Et donc... l’IA ne pourra jamais se passer de nous ! Pourquoi ? Parce que nous ne sommes pas que des êtres de parole ou d’intelligence, mais des êtres incarnés. Or notre civilisation tendance à oublier notre incarnation, à dévaloriser même nos fonctions organiques. Or le message central du christianisme, c’est que le Christ s’est incarné. Et cette réalité de l’incarnation n’est pas présentée comme une chute de l’idéal dans le moindre bien ainsi que l’on présenté les penseurs gnostiques ou néo-platoniciens. L’incarnation n’est pas une dégradation, mais une force et une puissance : elle permet une synergie de deux modes d’approche du monde qui sont différents.

Or en soi, l’IA n’est pas incarnée, elle est une réalité purement théorique et intellectuelle. Elle ne peut l’être que par l’utilisateur. Et c’est quand elle s’incarne qu’elle peut être vraiment positive. Ce que l’IA peut remplacer éventuellement n'est que ce qu’il y a de moins intéressant dans ce qu’elle essaye d’imiter de l’esprit humain. On peut donc lui laisser sans crainte faire la partie de travail qu’elle peut faire et même faire mieux que nous.
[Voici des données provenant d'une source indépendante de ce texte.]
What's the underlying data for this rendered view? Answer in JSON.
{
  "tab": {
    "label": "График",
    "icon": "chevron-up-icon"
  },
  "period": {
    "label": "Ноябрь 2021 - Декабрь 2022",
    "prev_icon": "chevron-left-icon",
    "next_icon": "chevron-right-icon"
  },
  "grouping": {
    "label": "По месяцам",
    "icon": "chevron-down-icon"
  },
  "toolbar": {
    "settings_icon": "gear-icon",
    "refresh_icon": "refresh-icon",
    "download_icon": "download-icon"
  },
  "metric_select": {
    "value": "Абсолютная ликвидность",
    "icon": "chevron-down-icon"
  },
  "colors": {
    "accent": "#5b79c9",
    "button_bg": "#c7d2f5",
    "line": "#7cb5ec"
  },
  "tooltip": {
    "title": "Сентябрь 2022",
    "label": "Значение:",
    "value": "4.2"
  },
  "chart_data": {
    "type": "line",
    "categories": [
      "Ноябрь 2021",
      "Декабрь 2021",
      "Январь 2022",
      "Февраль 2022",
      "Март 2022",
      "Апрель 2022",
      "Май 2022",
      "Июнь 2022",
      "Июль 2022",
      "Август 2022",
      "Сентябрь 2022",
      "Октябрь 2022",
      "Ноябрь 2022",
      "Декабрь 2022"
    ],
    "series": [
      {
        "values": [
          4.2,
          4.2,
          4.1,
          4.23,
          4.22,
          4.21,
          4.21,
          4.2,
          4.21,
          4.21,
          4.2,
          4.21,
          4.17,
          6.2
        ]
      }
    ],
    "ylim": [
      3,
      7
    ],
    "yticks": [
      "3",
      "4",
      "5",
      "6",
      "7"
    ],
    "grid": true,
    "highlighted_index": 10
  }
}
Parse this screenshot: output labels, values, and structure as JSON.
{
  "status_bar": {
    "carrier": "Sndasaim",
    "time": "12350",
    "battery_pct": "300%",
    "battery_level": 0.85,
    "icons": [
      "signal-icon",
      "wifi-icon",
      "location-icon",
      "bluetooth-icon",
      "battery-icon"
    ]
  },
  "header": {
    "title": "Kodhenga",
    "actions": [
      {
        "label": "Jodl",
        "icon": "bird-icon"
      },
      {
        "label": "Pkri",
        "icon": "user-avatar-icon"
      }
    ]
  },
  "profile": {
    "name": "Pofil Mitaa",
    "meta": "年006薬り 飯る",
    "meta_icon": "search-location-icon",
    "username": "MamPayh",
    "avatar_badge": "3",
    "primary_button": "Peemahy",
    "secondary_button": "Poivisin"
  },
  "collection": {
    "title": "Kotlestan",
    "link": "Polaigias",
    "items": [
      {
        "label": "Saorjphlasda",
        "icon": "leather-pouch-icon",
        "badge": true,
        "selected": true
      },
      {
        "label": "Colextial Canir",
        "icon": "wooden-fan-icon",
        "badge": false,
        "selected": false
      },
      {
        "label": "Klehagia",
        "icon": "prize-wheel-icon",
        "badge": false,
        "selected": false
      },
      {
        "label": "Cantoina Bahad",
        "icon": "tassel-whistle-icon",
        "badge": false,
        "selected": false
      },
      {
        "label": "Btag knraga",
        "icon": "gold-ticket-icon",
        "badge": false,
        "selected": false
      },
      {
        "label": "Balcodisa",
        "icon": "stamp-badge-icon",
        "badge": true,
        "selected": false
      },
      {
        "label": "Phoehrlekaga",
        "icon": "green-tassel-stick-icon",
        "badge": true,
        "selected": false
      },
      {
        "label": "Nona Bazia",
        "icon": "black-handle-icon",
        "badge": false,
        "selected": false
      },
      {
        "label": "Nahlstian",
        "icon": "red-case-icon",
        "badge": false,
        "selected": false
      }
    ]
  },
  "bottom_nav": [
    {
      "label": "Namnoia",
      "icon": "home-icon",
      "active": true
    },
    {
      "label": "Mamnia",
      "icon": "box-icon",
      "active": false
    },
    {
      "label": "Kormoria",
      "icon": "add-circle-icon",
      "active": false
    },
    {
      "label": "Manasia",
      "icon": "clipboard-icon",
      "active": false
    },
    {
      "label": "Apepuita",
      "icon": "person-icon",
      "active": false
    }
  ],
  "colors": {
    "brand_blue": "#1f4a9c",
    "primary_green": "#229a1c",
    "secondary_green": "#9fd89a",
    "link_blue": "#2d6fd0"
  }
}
Cette part du travail est loin d’être tout, et nous laisse à nous tout le plus intéressant, nous permettant d’aller encore plus loin dans la véritable plus-value qui est l’humain. Et il nous faut nous rappeler la parole qui a peut-être été dite sur notre vie, la parole la plus importante, la plus fondatrice qui est celle du jour de notre baptême : vous êtes aimé pour aimer.